Opamp U1A is used as an amplifier. Its gain depends on the DS resistance of JFET T1. The lower this resistance, the larger the gain of U1.

The resistance between T1's Drain and Source depends on VDS and VGS. To keep VDS as small as possible, R1 and R3 will first devide the input voltage by 100. The voltage between Gate and Source is controlled by U2.

U2 amplifies U1A's output signal. To prevent a too strong low-frequency response, the signal is filtered by an HPF consisting of C2 and R7. U2's gain is determined by P1. D1 makes sure that only negative half cyles make it to the Gate, since the JFET can only pinched off by a negative Gate voltage. The negative half cycles are smoothed by C1. Please note that 'the positive' of C1 is connected to ground, because the voltage across it will always be negative!

A small input voltage will result in a small output voltage at U1A and U2. At T1's Gate, there will thus be a small negative voltage. The DS resistance will therefore be low and U1A's gain will be high.

A larger input voltage will cause a more negative voltage at the Gate, resulting in a higher DS resistance, and a lower gain.

So U1A's gain is higher for small input voltages and smaller for large input voltages. And that is exactly what we want.

The minimum DS resistance of the chosen FET is about 150Ω. The maximum gain of U1A is therefore about 100. The maximum DS resistance is infinite, so the minumum gain is unity.

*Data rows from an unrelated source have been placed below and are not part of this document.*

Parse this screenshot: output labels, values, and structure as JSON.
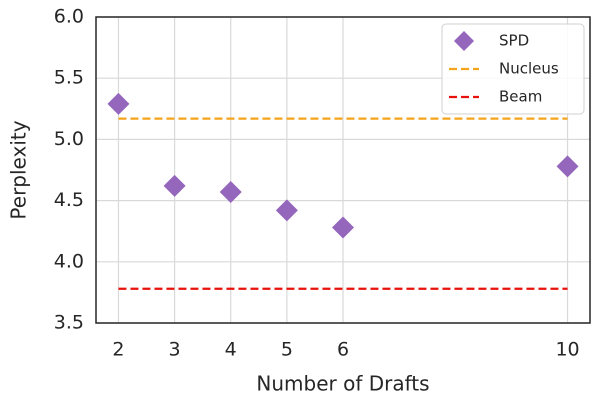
{
  "chart_data": {
    "type": "scatter",
    "xlabel": "Number of Drafts",
    "ylabel": "Perplexity",
    "xlim": [
      1.6,
      10.4
    ],
    "xticks": [
      2,
      3,
      4,
      5,
      6,
      10
    ],
    "ylim": [
      3.5,
      6.0
    ],
    "yticks": [
      3.5,
      {
        "value": 4,
        "label": "4.0"
      },
      4.5,
      {
        "value": 5,
        "label": "5.0"
      },
      5.5,
      {
        "value": 6,
        "label": "6.0"
      }
    ],
    "grid": true,
    "legend": "upper right",
    "series": [
      {
        "name": "SPD",
        "type": "scatter",
        "color": "#9467bd",
        "x": [
          2,
          3,
          4,
          5,
          6,
          10
        ],
        "values": [
          5.29,
          4.62,
          4.57,
          4.42,
          4.28,
          4.78
        ]
      },
      {
        "name": "Nucleus",
        "type": "line",
        "dash": true,
        "color": "#f5a31a",
        "x": [
          2,
          10
        ],
        "values": [
          5.17,
          5.17
        ]
      },
      {
        "name": "Beam",
        "type": "line",
        "dash": true,
        "color": "#e8120c",
        "x": [
          2,
          10
        ],
        "values": [
          3.78,
          3.78
        ]
      }
    ]
  }
}
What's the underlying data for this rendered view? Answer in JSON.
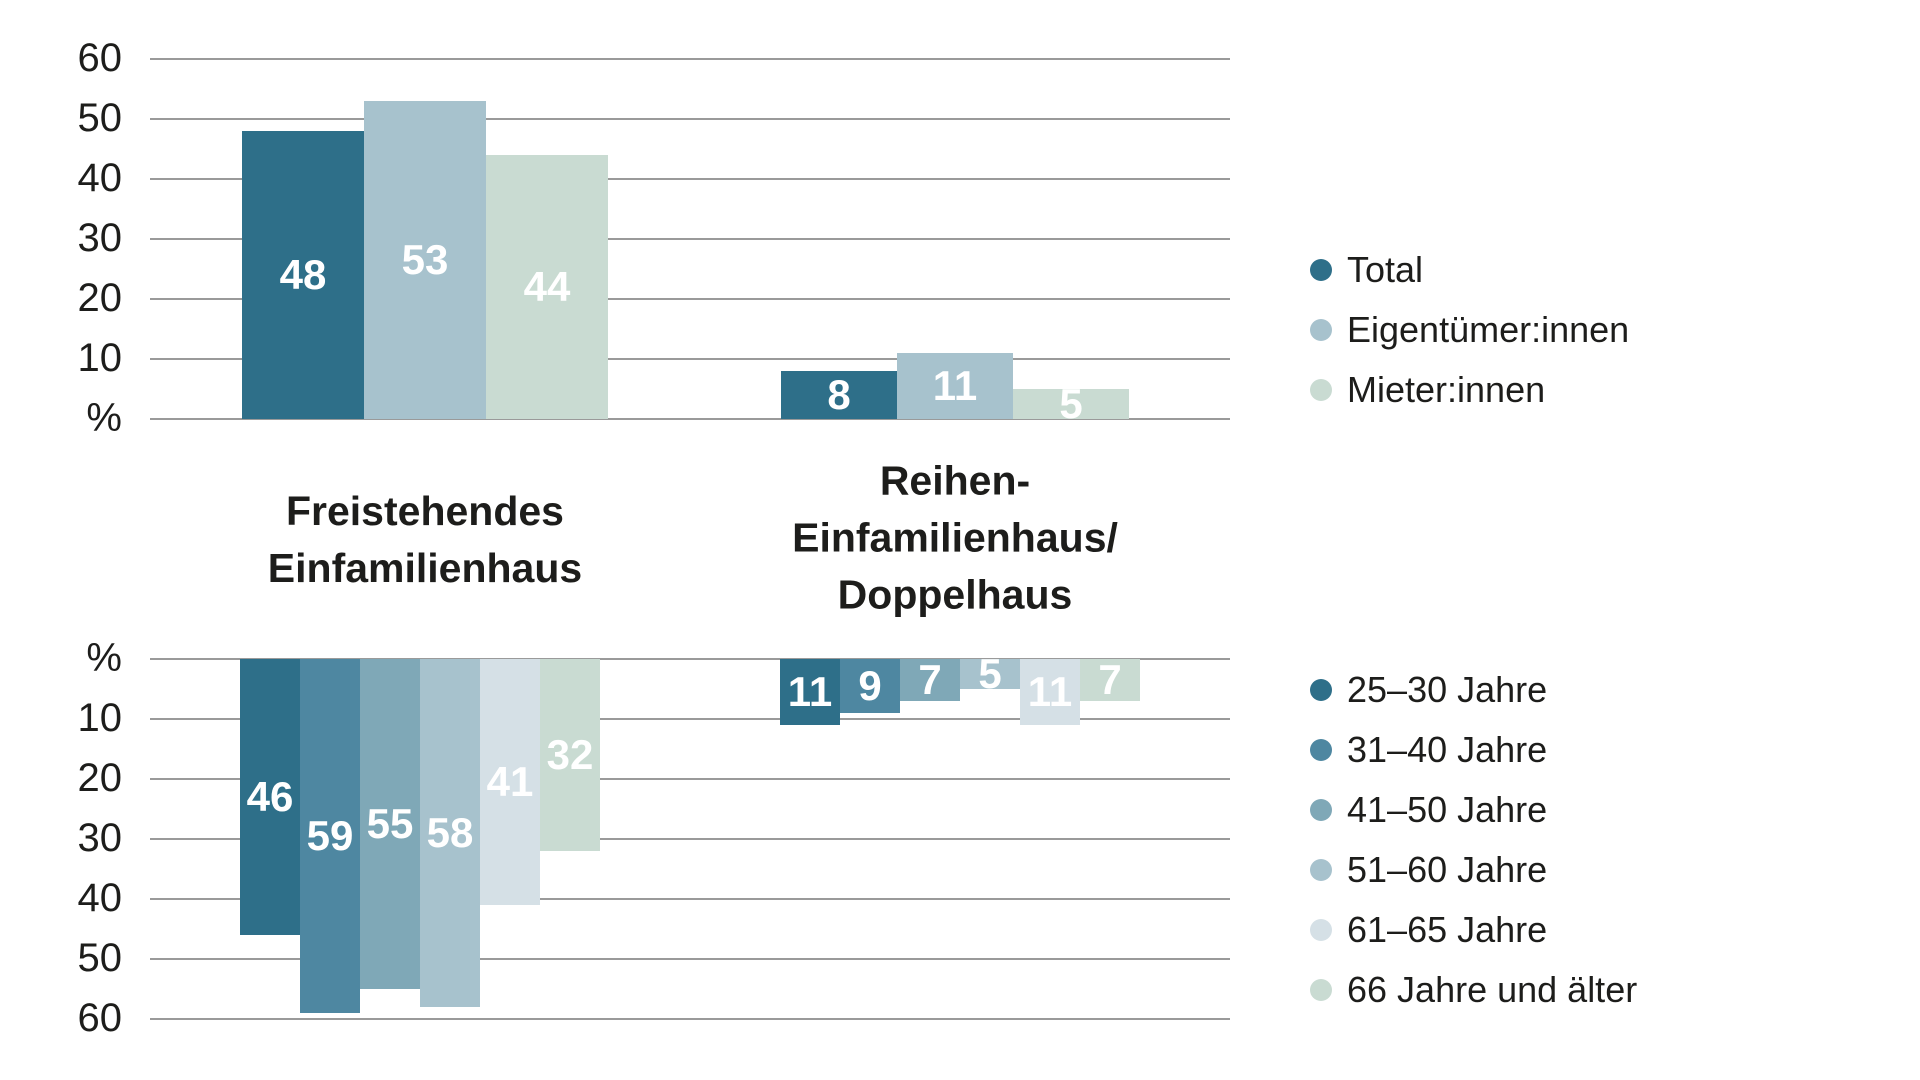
{
  "background": "#ffffff",
  "text_color": "#1d1d1b",
  "grid_color": "#9a9a9a",
  "bar_value_color": "#ffffff",
  "chart_data": [
    {
      "type": "bar",
      "direction": "up",
      "unit": "%",
      "y_axis_ticks": [
        "60",
        "50",
        "40",
        "30",
        "20",
        "10",
        "%"
      ],
      "ylim": [
        0,
        60
      ],
      "grid": true,
      "legend_position": "right",
      "categories": [
        "Freistehendes\nEinfamilienhaus",
        "Reihen-\nEinfamilienhaus/\nDoppelhaus"
      ],
      "series": [
        {
          "name": "Total",
          "color": "#2e6f89",
          "values": [
            48,
            8
          ]
        },
        {
          "name": "Eigentümer:innen",
          "color": "#a7c2cd",
          "values": [
            53,
            11
          ]
        },
        {
          "name": "Mieter:innen",
          "color": "#c9dbd2",
          "values": [
            44,
            5
          ]
        }
      ]
    },
    {
      "type": "bar",
      "direction": "down",
      "unit": "%",
      "y_axis_ticks": [
        "%",
        "10",
        "20",
        "30",
        "40",
        "50",
        "60"
      ],
      "ylim": [
        0,
        60
      ],
      "grid": true,
      "legend_position": "right",
      "categories": [
        "Freistehendes\nEinfamilienhaus",
        "Reihen-\nEinfamilienhaus/\nDoppelhaus"
      ],
      "series": [
        {
          "name": "25–30 Jahre",
          "color": "#2e6f89",
          "values": [
            46,
            11
          ]
        },
        {
          "name": "31–40 Jahre",
          "color": "#4e87a1",
          "values": [
            59,
            9
          ]
        },
        {
          "name": "41–50 Jahre",
          "color": "#7fa8b7",
          "values": [
            55,
            7
          ]
        },
        {
          "name": "51–60 Jahre",
          "color": "#a7c2cd",
          "values": [
            58,
            5
          ]
        },
        {
          "name": "61–65 Jahre",
          "color": "#d5e0e6",
          "values": [
            41,
            11
          ]
        },
        {
          "name": "66 Jahre und älter",
          "color": "#c9dbd2",
          "values": [
            32,
            7
          ]
        }
      ]
    }
  ]
}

Assume that P1 has been set so that U2's gain is 10. Also assume that T1's pinch-off voltage is -1.5V. If the input voltage is 0V, U1A's gain will be 100, because the Gate voltage is also 0V.

If the input voltage is 200mVtop the output amplitude at U2 will initially be 200mV/100∙100∙10 = 2V. This voltage will charge C1. This will cause the Gate voltage to become more negative, increasing the DS resistance and decreasing the gain of U1A. The output voltage at U2 will therefore decrease as well. C1 will be charged less and less rapidly. Eventually the Gate voltage will give U1A a gain at which the output voltage at U2 equals the Gate voltage.

What will happen if the Gate voltage is almost equal to the pinch-off voltage and the input voltage is increased even more? The FET will never get pinched-off completely, because U1A's gain will then be unity and that will never be enough to maintain the Gate voltage at pinch-off voltage (unless the input voltage is increased to 15Vtop, but this circuit is not meant for that). So the output voltage at U2 will not increase. This means that the output voltage at U1A cannot increase either. At the certain input voltage (depending on the position of P1 and the pinch-off voltage of the FET) the amplitude of the output voltage remains the same! So this circuit can prevent overdriving the next stage.

The circuit around U1B provides some extra gain.